Discussion
This meta-analysis of 23 trials with 2,924 participants compared the respiratory support for neonates using NHFOV and NIPPV. The results showed that compared with NIPPV, NHFOV reduced the intubation rate in the initial respiratory support and the reintubation rate without time limit in the post-extubation respiratory support. While the rate of reintubation within 7days and 72h were similar. NHFOV decreased the duration of non-invasive ventilation, in post-extubation respiratory support, and no difference between the two ventilation modes was observed in the initial respiratory support. Newborns’ LOS was also decreased with NHFOV, although a significant difference was found only in post-extubation respiratory support in premature infants with respiratory failure (28–34 weeks of gestation, < 2,000 g birth weight) (26). Finally, NHOFV reduced PaCO2 levels and enhanced PaO2 levels and the SpO2/FiO2 ratio at 1 h and 24 h after non-invasive respiratory support. The risk of BPD, apnea and abdominal distention was reduced by NHFOV, but not NIPPV. However, the results should be interpreted with caution because of the significant heterogeneity among the included studies, the high sensitivity observed in the analysis of the reintubation rate without time limit and within 72 h, and the asymmetric funnel plot of the duration of non-invasive ventilation and the NEC incidence.

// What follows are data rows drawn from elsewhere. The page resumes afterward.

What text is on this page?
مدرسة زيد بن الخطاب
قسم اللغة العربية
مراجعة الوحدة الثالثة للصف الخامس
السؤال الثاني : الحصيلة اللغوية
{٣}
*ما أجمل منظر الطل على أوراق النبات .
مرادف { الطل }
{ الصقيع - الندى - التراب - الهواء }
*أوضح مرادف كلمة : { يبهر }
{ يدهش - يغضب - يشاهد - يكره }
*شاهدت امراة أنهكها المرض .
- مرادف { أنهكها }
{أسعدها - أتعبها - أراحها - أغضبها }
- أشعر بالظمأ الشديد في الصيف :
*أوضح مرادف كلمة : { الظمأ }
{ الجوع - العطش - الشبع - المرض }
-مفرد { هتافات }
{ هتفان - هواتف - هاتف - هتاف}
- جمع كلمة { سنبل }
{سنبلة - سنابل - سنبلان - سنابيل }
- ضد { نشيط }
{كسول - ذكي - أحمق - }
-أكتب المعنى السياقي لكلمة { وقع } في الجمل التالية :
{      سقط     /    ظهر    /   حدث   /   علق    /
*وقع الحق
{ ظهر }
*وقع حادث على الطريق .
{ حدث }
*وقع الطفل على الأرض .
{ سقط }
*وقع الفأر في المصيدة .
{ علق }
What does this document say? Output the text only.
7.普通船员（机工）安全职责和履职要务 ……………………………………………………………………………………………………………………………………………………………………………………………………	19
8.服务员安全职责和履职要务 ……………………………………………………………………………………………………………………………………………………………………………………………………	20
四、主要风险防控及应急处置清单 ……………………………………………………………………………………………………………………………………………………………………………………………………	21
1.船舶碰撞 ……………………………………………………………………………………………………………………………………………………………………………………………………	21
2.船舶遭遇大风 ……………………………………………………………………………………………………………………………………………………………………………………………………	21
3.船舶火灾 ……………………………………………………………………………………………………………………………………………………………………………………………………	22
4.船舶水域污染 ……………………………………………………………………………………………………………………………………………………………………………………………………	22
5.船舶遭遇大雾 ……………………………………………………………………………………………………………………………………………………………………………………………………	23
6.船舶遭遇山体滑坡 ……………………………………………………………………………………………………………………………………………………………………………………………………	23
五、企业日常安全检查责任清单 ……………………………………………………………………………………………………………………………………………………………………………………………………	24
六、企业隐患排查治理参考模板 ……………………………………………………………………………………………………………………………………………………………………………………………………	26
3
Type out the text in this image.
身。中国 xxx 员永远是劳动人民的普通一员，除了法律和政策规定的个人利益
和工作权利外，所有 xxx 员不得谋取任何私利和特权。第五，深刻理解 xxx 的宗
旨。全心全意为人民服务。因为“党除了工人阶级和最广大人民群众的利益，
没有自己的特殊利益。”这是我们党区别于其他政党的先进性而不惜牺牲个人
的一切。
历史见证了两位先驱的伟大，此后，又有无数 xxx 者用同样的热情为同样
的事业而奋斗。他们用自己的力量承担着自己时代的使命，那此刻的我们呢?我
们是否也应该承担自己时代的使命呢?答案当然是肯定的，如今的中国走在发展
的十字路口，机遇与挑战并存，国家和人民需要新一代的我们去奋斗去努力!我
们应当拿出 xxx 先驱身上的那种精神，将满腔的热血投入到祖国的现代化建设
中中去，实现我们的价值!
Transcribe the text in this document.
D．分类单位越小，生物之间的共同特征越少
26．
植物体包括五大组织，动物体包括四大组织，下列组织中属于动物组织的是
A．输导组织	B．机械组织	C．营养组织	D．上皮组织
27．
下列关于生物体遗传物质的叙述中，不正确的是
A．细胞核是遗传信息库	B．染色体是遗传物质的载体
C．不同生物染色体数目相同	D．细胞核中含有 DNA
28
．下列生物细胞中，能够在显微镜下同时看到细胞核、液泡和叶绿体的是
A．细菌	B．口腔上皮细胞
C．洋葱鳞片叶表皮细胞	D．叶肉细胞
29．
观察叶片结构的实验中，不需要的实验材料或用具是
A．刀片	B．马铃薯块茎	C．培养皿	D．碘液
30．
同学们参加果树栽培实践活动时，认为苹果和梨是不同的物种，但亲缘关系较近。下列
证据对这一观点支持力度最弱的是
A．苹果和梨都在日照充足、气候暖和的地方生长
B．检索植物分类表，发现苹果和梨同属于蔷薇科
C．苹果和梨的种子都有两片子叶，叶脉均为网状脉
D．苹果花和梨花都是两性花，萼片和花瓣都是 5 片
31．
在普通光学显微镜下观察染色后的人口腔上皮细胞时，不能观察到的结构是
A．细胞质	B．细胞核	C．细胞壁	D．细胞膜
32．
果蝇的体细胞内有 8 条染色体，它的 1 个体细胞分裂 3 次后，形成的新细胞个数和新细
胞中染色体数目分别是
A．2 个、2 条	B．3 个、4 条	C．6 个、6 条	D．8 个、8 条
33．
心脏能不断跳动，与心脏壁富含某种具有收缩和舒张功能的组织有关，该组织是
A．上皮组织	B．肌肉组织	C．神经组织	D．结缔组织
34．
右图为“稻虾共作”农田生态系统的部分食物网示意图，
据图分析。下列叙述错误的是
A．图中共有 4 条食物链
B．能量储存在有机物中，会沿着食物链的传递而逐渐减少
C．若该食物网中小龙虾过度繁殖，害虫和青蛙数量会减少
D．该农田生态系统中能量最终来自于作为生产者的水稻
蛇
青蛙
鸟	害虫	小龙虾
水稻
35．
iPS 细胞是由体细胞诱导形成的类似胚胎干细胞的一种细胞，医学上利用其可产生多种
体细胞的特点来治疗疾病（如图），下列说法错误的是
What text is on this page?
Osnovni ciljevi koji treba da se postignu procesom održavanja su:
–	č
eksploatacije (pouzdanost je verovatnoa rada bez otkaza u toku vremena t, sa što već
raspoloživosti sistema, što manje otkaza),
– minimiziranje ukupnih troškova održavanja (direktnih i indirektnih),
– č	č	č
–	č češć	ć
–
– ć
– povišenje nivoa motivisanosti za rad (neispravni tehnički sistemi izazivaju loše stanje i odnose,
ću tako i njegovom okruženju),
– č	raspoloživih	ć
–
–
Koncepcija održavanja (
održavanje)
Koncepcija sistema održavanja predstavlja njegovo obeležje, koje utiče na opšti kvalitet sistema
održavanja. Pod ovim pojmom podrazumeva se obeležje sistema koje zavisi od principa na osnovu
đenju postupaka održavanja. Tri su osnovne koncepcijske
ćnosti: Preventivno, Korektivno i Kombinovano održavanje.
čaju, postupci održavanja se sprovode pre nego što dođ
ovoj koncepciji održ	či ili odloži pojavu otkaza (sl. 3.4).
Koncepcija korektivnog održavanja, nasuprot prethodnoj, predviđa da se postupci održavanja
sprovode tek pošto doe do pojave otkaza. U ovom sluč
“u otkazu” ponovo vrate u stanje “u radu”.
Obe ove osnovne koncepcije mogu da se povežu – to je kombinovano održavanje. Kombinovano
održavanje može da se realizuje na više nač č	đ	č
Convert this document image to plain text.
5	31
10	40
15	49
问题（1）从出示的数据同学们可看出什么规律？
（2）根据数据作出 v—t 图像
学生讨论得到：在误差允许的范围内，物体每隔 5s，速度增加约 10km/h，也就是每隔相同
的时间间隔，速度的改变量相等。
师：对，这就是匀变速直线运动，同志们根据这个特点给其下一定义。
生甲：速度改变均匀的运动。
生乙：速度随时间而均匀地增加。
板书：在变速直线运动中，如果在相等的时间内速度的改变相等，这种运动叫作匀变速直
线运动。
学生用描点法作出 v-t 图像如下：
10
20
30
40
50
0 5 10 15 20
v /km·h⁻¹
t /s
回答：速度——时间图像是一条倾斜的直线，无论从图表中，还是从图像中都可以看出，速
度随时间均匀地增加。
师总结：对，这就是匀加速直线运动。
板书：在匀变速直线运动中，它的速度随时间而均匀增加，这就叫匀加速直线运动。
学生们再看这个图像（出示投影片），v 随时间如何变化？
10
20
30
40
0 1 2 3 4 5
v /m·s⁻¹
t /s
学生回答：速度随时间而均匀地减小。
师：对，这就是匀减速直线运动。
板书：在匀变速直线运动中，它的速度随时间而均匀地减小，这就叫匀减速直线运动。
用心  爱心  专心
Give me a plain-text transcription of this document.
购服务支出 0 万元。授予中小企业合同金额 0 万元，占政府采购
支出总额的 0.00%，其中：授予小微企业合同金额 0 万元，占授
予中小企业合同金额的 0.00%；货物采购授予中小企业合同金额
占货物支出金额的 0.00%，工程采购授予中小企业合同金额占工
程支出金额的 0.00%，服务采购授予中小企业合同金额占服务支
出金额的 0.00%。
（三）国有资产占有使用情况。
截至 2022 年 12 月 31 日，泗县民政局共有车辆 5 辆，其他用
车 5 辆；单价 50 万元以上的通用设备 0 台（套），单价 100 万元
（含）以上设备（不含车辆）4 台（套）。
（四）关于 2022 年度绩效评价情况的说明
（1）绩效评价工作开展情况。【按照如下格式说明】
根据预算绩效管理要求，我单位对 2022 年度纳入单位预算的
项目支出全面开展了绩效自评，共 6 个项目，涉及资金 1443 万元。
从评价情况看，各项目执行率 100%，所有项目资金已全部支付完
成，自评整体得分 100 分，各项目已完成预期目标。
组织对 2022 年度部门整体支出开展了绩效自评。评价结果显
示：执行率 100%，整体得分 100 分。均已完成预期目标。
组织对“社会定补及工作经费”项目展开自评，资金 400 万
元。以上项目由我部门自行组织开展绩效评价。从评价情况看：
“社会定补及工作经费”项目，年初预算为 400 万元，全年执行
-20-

Complications caused by IMV seriously affect the long-term quality of life of newborns and increase an already large burden on their families. Avoidance of endotracheal intubation and IMV has become a goal of neonatal physicians. We found that NHFOV significantly reduced intubation rates during initial respiratory support, unlike NIPPV. This difference can be explained partly by the ability of NHFOV to improve alveolar ventilation and promote carbon dioxide excretion (31). The superiority of NHFOV over NIPPV, in terms of CO2 clearance efficacy has been demonstrated. After 1 h and 24 h of non-invasive respiratory support, NHOFV significantly reduced PaCO2 levels unlike NIPPV. However, the reintubation rate in post-extubation respiratory support should be viewed with caution. Our study showed that NHFOV reduced the reintubation rate without time limit, but this was not robust in the sensitivity analysis. Efficacious clearance of PaCO2 is only one of several factors that might help prevent extubation failure. The pre-extubation mean airway pressure (MAP), FiO2 and tidal volume also influenced the success of extubation. Unfortunately, the mechanical ventilation parameters before extubation were not detailed in the included studies. In very low-birth weight preterm infants (< 1,500 g), NHFOV influenced post-extubation respiratory support. The study by Z. Wang et al. (28) of preterm very low birthweight infants treated with NHFOV versus NIPPV reported that NHFOV reduced the reintubation rate within 72 h of extubation. The Y. Li et al. study of preterm infants (16) also found that NHFOV had a lower reintubation rate within 7 days of extubation, unlike NCPAP and NIPPV. Unfortunately, we did not conduct a subgroup analysis based on gestational age or birth weight, which is one of the study’s limitations.
In terms of adverse outcomes, NHFOV significantly reduced the risk of BPD, compared with NIPPV. Attenuation of intra-tracheal pressure with NHFOV lowered alveolar pressure, thereby maintaining the end-expiratory volume at a normal level without atelectatic trauma to the lung parenchyma, thus reducing the risk for BPD (33). The shorter duration of non-invasive ventilation observed in the NHFOV group might have contributed to the reduction in BPD. Moreover, NHFOV does not induce glottal constrictor muscle activity, in contrast to NCPAP, thereby obtaining sufficient gas exchange and reducing the risk of apnea (34). Another study found that NHFOV significantly reduced the occurrence of apnea in newborns (35). Our study also showed that NHFOV reduced the incidence of apnea, while no significant differences were found in the subgroup analysis by study type or initial or post-extubation respiratory support. Therefore, the benefits of NHFOV for apnea require further study. No increase in serious adverse outcomes (air leaks, NEC, IVH, nasal injury, ROP, PNX and periventricular leukomalacia) was observed in our study.
This meta-analysis has several limitations: the analyzed trials differed in their study designs and participants’ clinical characteristics. The causes of respiratory distress were heterogeneous among the participants; however, we were unable to conduct subgroup analyses of the different causes due to the lack of patient data. Finally, no standardized instruments are available to assess intubation risk and IMV across countries.